Kevin Callinan, who took the reins of the largest public sector union this summer, says the deal is unravelling, but you could say it's already in tatters.

It's easy to forget that under the agreement as it stands, there's another 1.75pc across-the-board pay rise due next month. This will be followed by 2pc in October next year.

But Mr Callinan may be about to present the Government with one of its biggest bills to date on behalf of those who played by the rules but saw others get a "reward" for doing their own thing.

He refused to be specific about what will restore confidence in the agreement, in terms of hard cash. So far, a demand has not been tabled by the unions' Public Services Committee powerbrokers with Department of Expenditure officials for an adjustment of some sort in the next budget.

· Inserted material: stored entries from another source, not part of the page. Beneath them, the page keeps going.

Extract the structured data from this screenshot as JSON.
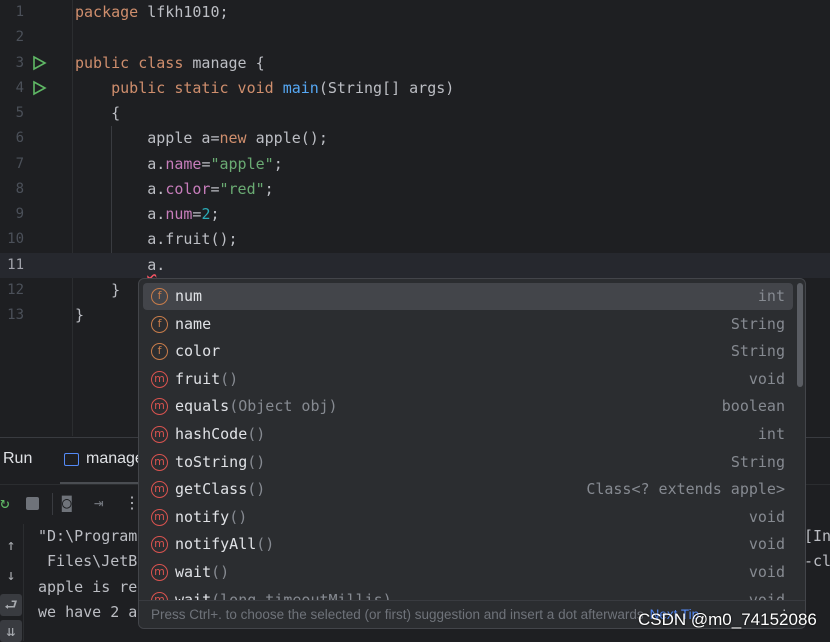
{
  "editor": {
    "lines": [
      {
        "n": "1",
        "parts": [
          [
            "kw",
            "package "
          ],
          [
            "",
            "lfkh1010;"
          ]
        ]
      },
      {
        "n": "2",
        "parts": []
      },
      {
        "n": "3",
        "run": true,
        "parts": [
          [
            "kw",
            "public class "
          ],
          [
            "",
            "manage {"
          ]
        ]
      },
      {
        "n": "4",
        "run": true,
        "parts": [
          [
            "",
            "    "
          ],
          [
            "kw",
            "public static void "
          ],
          [
            "fn",
            "main"
          ],
          [
            "",
            "(String[] args)"
          ]
        ]
      },
      {
        "n": "5",
        "parts": [
          [
            "",
            "    {"
          ]
        ]
      },
      {
        "n": "6",
        "parts": [
          [
            "",
            "        apple a="
          ],
          [
            "kw",
            "new "
          ],
          [
            "",
            "apple();"
          ]
        ]
      },
      {
        "n": "7",
        "parts": [
          [
            "",
            "        a."
          ],
          [
            "fld",
            "name"
          ],
          [
            "",
            "="
          ],
          [
            "str",
            "\"apple\""
          ],
          [
            "",
            ";"
          ]
        ]
      },
      {
        "n": "8",
        "parts": [
          [
            "",
            "        a."
          ],
          [
            "fld",
            "color"
          ],
          [
            "",
            "="
          ],
          [
            "str",
            "\"red\""
          ],
          [
            "",
            ";"
          ]
        ]
      },
      {
        "n": "9",
        "parts": [
          [
            "",
            "        a."
          ],
          [
            "fld",
            "num"
          ],
          [
            "",
            "="
          ],
          [
            "num",
            "2"
          ],
          [
            "",
            ";"
          ]
        ]
      },
      {
        "n": "10",
        "parts": [
          [
            "",
            "        a.fruit();"
          ]
        ]
      },
      {
        "n": "11",
        "current": true,
        "parts": [
          [
            "",
            "        "
          ],
          [
            "squig",
            "a"
          ],
          [
            "",
            "."
          ]
        ]
      },
      {
        "n": "12",
        "parts": [
          [
            "",
            "    }"
          ]
        ]
      },
      {
        "n": "13",
        "parts": [
          [
            "",
            "}"
          ]
        ]
      }
    ]
  },
  "run_panel": {
    "tab_run": "Run",
    "tab_config": "manage",
    "console": {
      "left": [
        "\"D:\\Program",
        " Files\\JetB",
        "apple is re",
        "we have 2 a"
      ],
      "right": [
        "[Int",
        "-cl"
      ]
    }
  },
  "completion": {
    "items": [
      {
        "kind": "f",
        "name": "num",
        "params": "",
        "type": "int",
        "selected": true
      },
      {
        "kind": "f",
        "name": "name",
        "params": "",
        "type": "String"
      },
      {
        "kind": "f",
        "name": "color",
        "params": "",
        "type": "String"
      },
      {
        "kind": "m",
        "name": "fruit",
        "params": "()",
        "type": "void"
      },
      {
        "kind": "m",
        "name": "equals",
        "params": "(Object obj)",
        "type": "boolean"
      },
      {
        "kind": "m",
        "name": "hashCode",
        "params": "()",
        "type": "int"
      },
      {
        "kind": "m",
        "name": "toString",
        "params": "()",
        "type": "String"
      },
      {
        "kind": "m",
        "name": "getClass",
        "params": "()",
        "type": "Class<? extends apple>"
      },
      {
        "kind": "m",
        "name": "notify",
        "params": "()",
        "type": "void"
      },
      {
        "kind": "m",
        "name": "notifyAll",
        "params": "()",
        "type": "void"
      },
      {
        "kind": "m",
        "name": "wait",
        "params": "()",
        "type": "void"
      },
      {
        "kind": "m",
        "name": "wait",
        "params": "(long timeoutMillis)",
        "type": "void"
      }
    ],
    "footer_hint": "Press Ctrl+. to choose the selected (or first) suggestion and insert a dot afterwards",
    "next_tip": "Next Tip"
  },
  "watermark": "CSDN @m0_74152086",
  "colors": {
    "keyword": "#cf8e6d",
    "function": "#56a8f5",
    "field": "#c77dbb",
    "string": "#6aab73",
    "number": "#2aacb8",
    "accent": "#548af7"
  }
}
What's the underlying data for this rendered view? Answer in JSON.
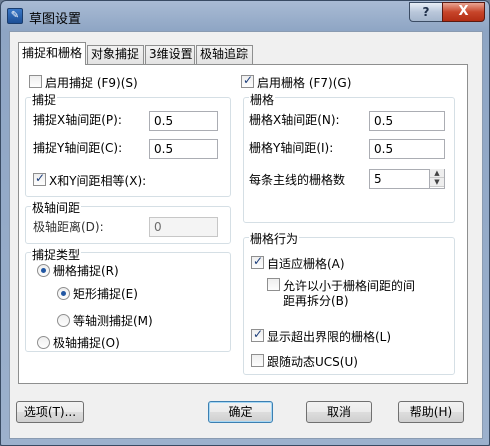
{
  "window": {
    "title": "草图设置",
    "help_btn": "?",
    "close_btn": "X"
  },
  "tabs": [
    {
      "label": "捕捉和栅格",
      "active": true
    },
    {
      "label": "对象捕捉",
      "active": false
    },
    {
      "label": "3维设置",
      "active": false
    },
    {
      "label": "极轴追踪",
      "active": false
    }
  ],
  "snap": {
    "enable_label": "启用捕捉 (F9)(S)",
    "enabled": false,
    "group_title": "捕捉",
    "x_spacing_label": "捕捉X轴间距(P):",
    "x_spacing_value": "0.5",
    "y_spacing_label": "捕捉Y轴间距(C):",
    "y_spacing_value": "0.5",
    "equal_label": "X和Y间距相等(X):",
    "equal_checked": true
  },
  "polar": {
    "group_title": "极轴间距",
    "distance_label": "极轴距离(D):",
    "distance_value": "0"
  },
  "snap_type": {
    "group_title": "捕捉类型",
    "grid_snap": "栅格捕捉(R)",
    "rect_snap": "矩形捕捉(E)",
    "iso_snap": "等轴测捕捉(M)",
    "polar_snap": "极轴捕捉(O)"
  },
  "grid": {
    "enable_label": "启用栅格 (F7)(G)",
    "enabled": true,
    "group_title": "栅格",
    "x_spacing_label": "栅格X轴间距(N):",
    "x_spacing_value": "0.5",
    "y_spacing_label": "栅格Y轴间距(I):",
    "y_spacing_value": "0.5",
    "major_label": "每条主线的栅格数",
    "major_value": "5"
  },
  "grid_behavior": {
    "group_title": "栅格行为",
    "adaptive": "自适应栅格(A)",
    "allow_subdivide_line1": "允许以小于栅格间距的间",
    "allow_subdivide_line2": "距再拆分(B)",
    "beyond_limits": "显示超出界限的栅格(L)",
    "follow_ucs": "跟随动态UCS(U)"
  },
  "buttons": {
    "options": "选项(T)...",
    "ok": "确定",
    "cancel": "取消",
    "help": "帮助(H)"
  }
}
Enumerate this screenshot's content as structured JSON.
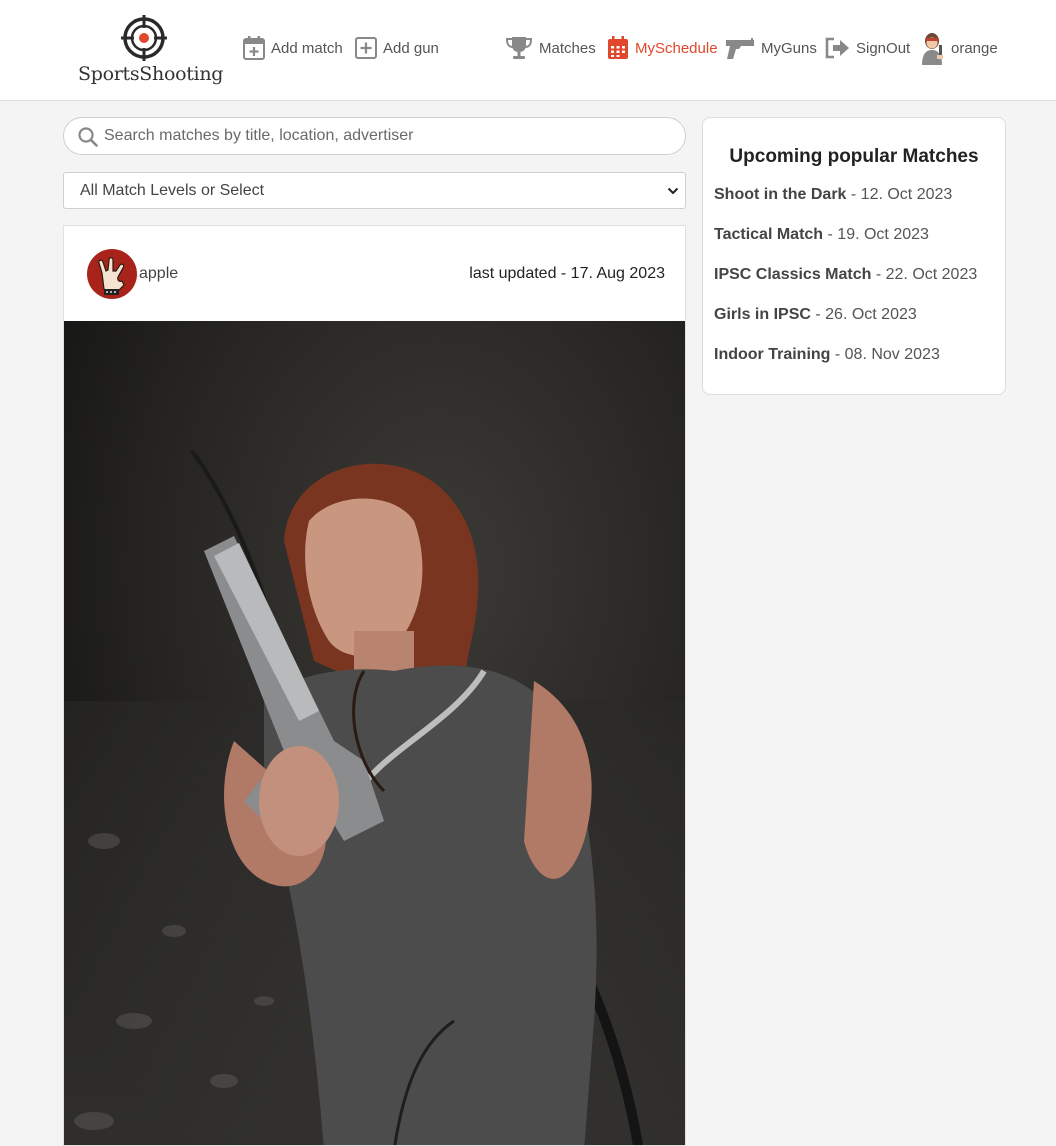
{
  "brand": {
    "name": "SportsShooting",
    "accent": "#e0472c"
  },
  "nav": {
    "add_match": {
      "label": "Add match",
      "icon": "calendar-plus-icon"
    },
    "add_gun": {
      "label": "Add gun",
      "icon": "square-plus-icon"
    },
    "matches": {
      "label": "Matches",
      "icon": "trophy-icon"
    },
    "my_schedule": {
      "label": "MySchedule",
      "icon": "calendar-icon",
      "active": true
    },
    "my_guns": {
      "label": "MyGuns",
      "icon": "pistol-icon"
    },
    "sign_out": {
      "label": "SignOut",
      "icon": "sign-out-icon"
    },
    "user": {
      "label": "orange",
      "icon": "user-avatar"
    }
  },
  "search": {
    "placeholder": "Search matches by title, location, advertiser",
    "value": ""
  },
  "level_filter": {
    "selected": "All Match Levels or Select"
  },
  "post": {
    "author": "apple",
    "updated": "last updated - 17. Aug 2023"
  },
  "sidebar": {
    "title": "Upcoming popular Matches",
    "items": [
      {
        "title": "Shoot in the Dark",
        "date": " - 12. Oct 2023"
      },
      {
        "title": "Tactical Match",
        "date": " - 19. Oct 2023"
      },
      {
        "title": "IPSC Classics Match",
        "date": " - 22. Oct 2023"
      },
      {
        "title": "Girls in IPSC",
        "date": " - 26. Oct 2023"
      },
      {
        "title": "Indoor Training",
        "date": " - 08. Nov 2023"
      }
    ]
  }
}
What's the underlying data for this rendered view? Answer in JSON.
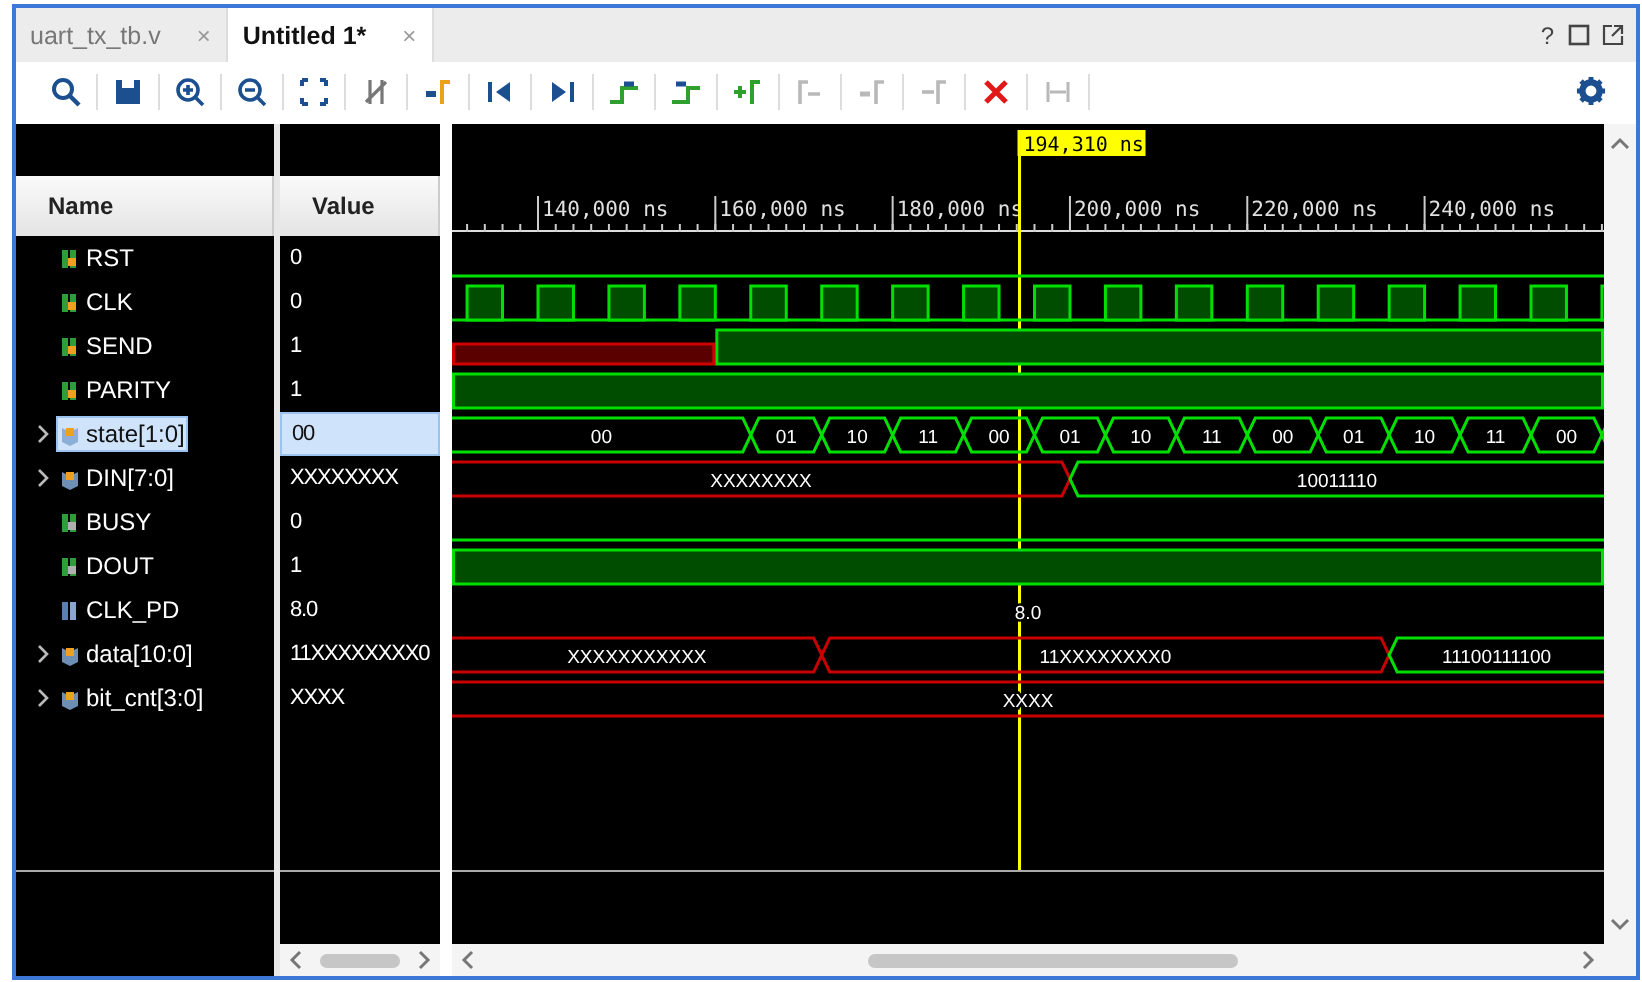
{
  "tabs": [
    {
      "label": "uart_tx_tb.v",
      "close": "×",
      "selected": false
    },
    {
      "label": "Untitled 1*",
      "close": "×",
      "selected": true
    }
  ],
  "window_controls": {
    "help": "?"
  },
  "toolbar": [
    {
      "disabled": false
    },
    {
      "disabled": false
    },
    {
      "disabled": false
    },
    {
      "disabled": false
    },
    {
      "disabled": false
    },
    {
      "disabled": false
    },
    {
      "disabled": false
    },
    {
      "disabled": false
    },
    {
      "disabled": false
    },
    {
      "disabled": false
    },
    {
      "disabled": false
    },
    {
      "disabled": false
    },
    {
      "disabled": true
    },
    {
      "disabled": true
    },
    {
      "disabled": true
    },
    {
      "disabled": false
    },
    {
      "disabled": true
    }
  ],
  "columns": {
    "name": "Name",
    "value": "Value"
  },
  "timeline": {
    "ticks": [
      "140,000 ns",
      "160,000 ns",
      "180,000 ns",
      "200,000 ns",
      "220,000 ns",
      "240,000 ns"
    ],
    "cursor": "194,310 ns"
  },
  "signals": [
    {
      "name": "RST",
      "value": "0",
      "kind": "low",
      "output": false,
      "selected": false
    },
    {
      "name": "CLK",
      "value": "0",
      "kind": "clock",
      "output": false,
      "selected": false
    },
    {
      "name": "SEND",
      "value": "1",
      "kind": "rising",
      "output": false,
      "selected": false
    },
    {
      "name": "PARITY",
      "value": "1",
      "kind": "high",
      "output": false,
      "selected": false
    },
    {
      "name": "state[1:0]",
      "value": "00",
      "kind": "bus",
      "selected": true,
      "expanded": false,
      "segments": [
        {
          "label": "00",
          "unknown": false
        },
        {
          "label": "01",
          "unknown": false
        },
        {
          "label": "10",
          "unknown": false
        },
        {
          "label": "11",
          "unknown": false
        },
        {
          "label": "00",
          "unknown": false
        },
        {
          "label": "01",
          "unknown": false
        },
        {
          "label": "10",
          "unknown": false
        },
        {
          "label": "11",
          "unknown": false
        },
        {
          "label": "00",
          "unknown": false
        },
        {
          "label": "01",
          "unknown": false
        },
        {
          "label": "10",
          "unknown": false
        },
        {
          "label": "11",
          "unknown": false
        },
        {
          "label": "00",
          "unknown": false
        }
      ]
    },
    {
      "name": "DIN[7:0]",
      "value": "XXXXXXXX",
      "kind": "bus",
      "selected": false,
      "expanded": false,
      "segments": [
        {
          "label": "XXXXXXXX",
          "unknown": true
        },
        {
          "label": "10011110",
          "unknown": false
        }
      ]
    },
    {
      "name": "BUSY",
      "value": "0",
      "kind": "low",
      "output": true,
      "selected": false
    },
    {
      "name": "DOUT",
      "value": "1",
      "kind": "high",
      "output": true,
      "selected": false
    },
    {
      "name": "CLK_PD",
      "value": "8.0",
      "kind": "real",
      "selected": false,
      "segments": [
        {
          "label": "8.0"
        }
      ]
    },
    {
      "name": "data[10:0]",
      "value": "11XXXXXXXX0",
      "kind": "bus",
      "selected": false,
      "expanded": false,
      "segments": [
        {
          "label": "XXXXXXXXXXX",
          "unknown": true
        },
        {
          "label": "11XXXXXXXX0",
          "unknown": true
        },
        {
          "label": "11100111100",
          "unknown": false
        }
      ]
    },
    {
      "name": "bit_cnt[3:0]",
      "value": "XXXX",
      "kind": "bus",
      "selected": false,
      "expanded": false,
      "segments": [
        {
          "label": "XXXX",
          "unknown": true
        }
      ]
    }
  ]
}
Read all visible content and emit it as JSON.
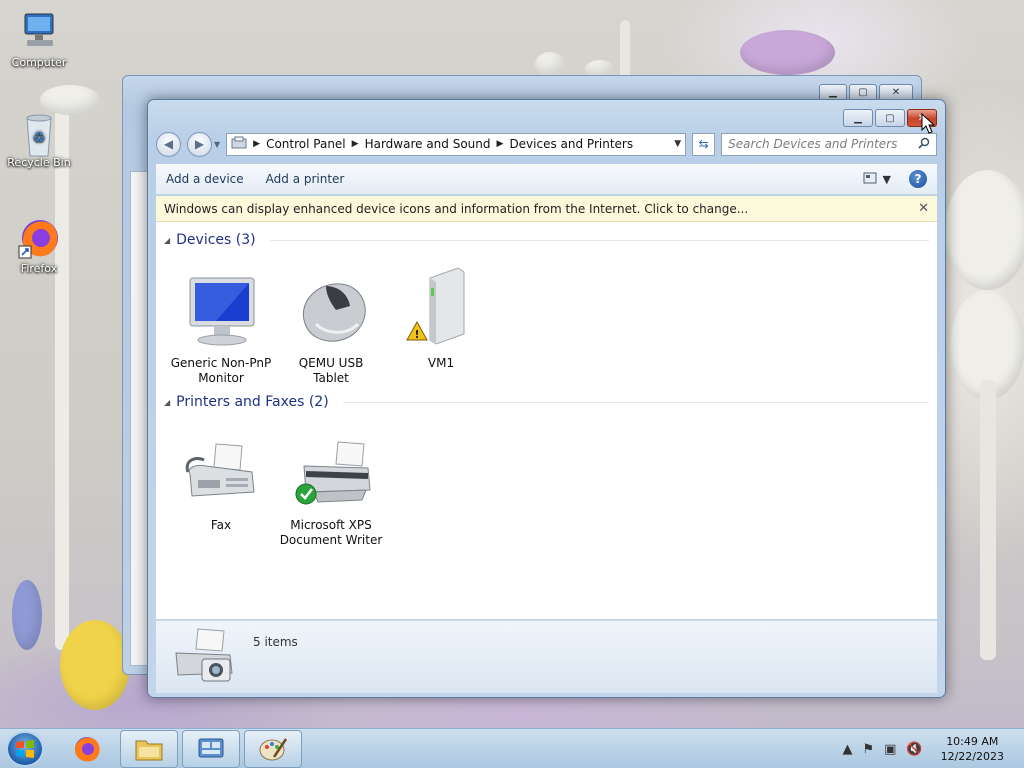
{
  "desktop": {
    "icons": [
      {
        "label": "Computer"
      },
      {
        "label": "Recycle Bin"
      },
      {
        "label": "Firefox"
      }
    ]
  },
  "window": {
    "address": {
      "crumbs": [
        "Control Panel",
        "Hardware and Sound",
        "Devices and Printers"
      ]
    },
    "search": {
      "placeholder": "Search Devices and Printers"
    },
    "toolbar": {
      "add_device": "Add a device",
      "add_printer": "Add a printer"
    },
    "infobar": {
      "text": "Windows can display enhanced device icons and information from the Internet. Click to change..."
    },
    "groups": {
      "devices": {
        "title": "Devices (3)",
        "items": [
          {
            "label": "Generic Non-PnP Monitor",
            "icon": "monitor-icon"
          },
          {
            "label": "QEMU USB Tablet",
            "icon": "mouse-icon"
          },
          {
            "label": "VM1",
            "icon": "computer-tower-icon",
            "warning": true
          }
        ]
      },
      "printers": {
        "title": "Printers and Faxes (2)",
        "items": [
          {
            "label": "Fax",
            "icon": "fax-icon"
          },
          {
            "label": "Microsoft XPS Document Writer",
            "icon": "printer-icon",
            "default": true
          }
        ]
      }
    },
    "details": {
      "count": "5 items"
    }
  },
  "taskbar": {
    "clock": {
      "time": "10:49 AM",
      "date": "12/22/2023"
    }
  },
  "colors": {
    "group_header": "#1e3287",
    "infobar_bg": "#fcf8dc",
    "close_button": "#c6442b"
  }
}
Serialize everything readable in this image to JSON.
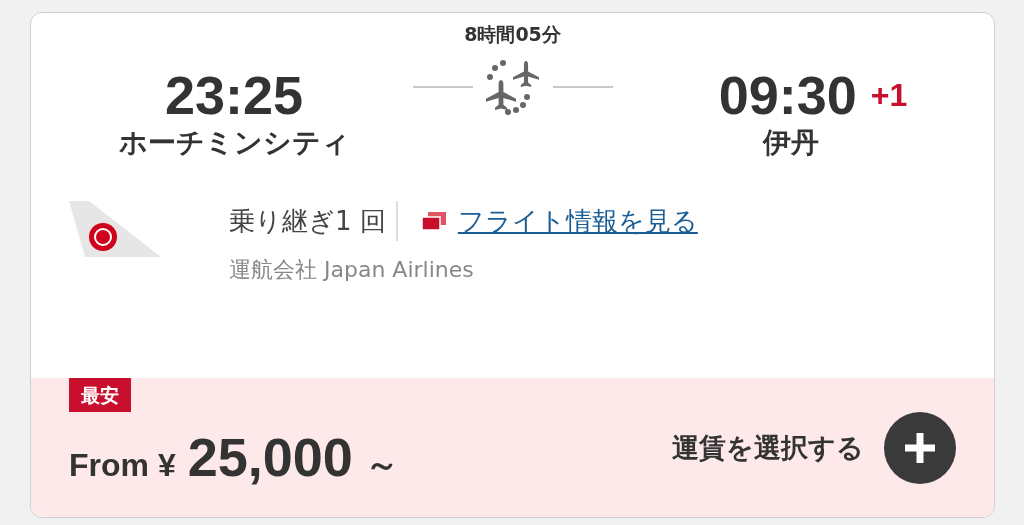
{
  "departure": {
    "time": "23:25",
    "city": "ホーチミンシティ"
  },
  "duration": "8時間05分",
  "arrival": {
    "time": "09:30",
    "day_offset": "+1",
    "city": "伊丹"
  },
  "stops": "乗り継ぎ1 回",
  "flight_info_link": "フライト情報を見る",
  "operator": "運航会社 Japan Airlines",
  "fare": {
    "badge": "最安",
    "prefix": "From ¥",
    "amount": "25,000",
    "suffix": "～",
    "select_label": "運賃を選択する"
  }
}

No doubt, if it applies to the 300,000-plus workforce it's not going to be cheap. Mr Callinan argues that increases are justified as the economy is flying, inflation is rising, and private sector pay deals are outstripping the public sector's.

The biggest elephant in the room is the dark shadow of Brexit, less than three months away. But this seismic event also presents an advantage from the union view.

Mr Callinan is aware that the Government will not want to abandon the collective bargaining setup if the economy hits the rocks. Whatever its choppy industrial relations record to date, the Government will not relish the threat of pay anarchy while dealing with the fallout from Brexit and keeping an eye on an upcoming election.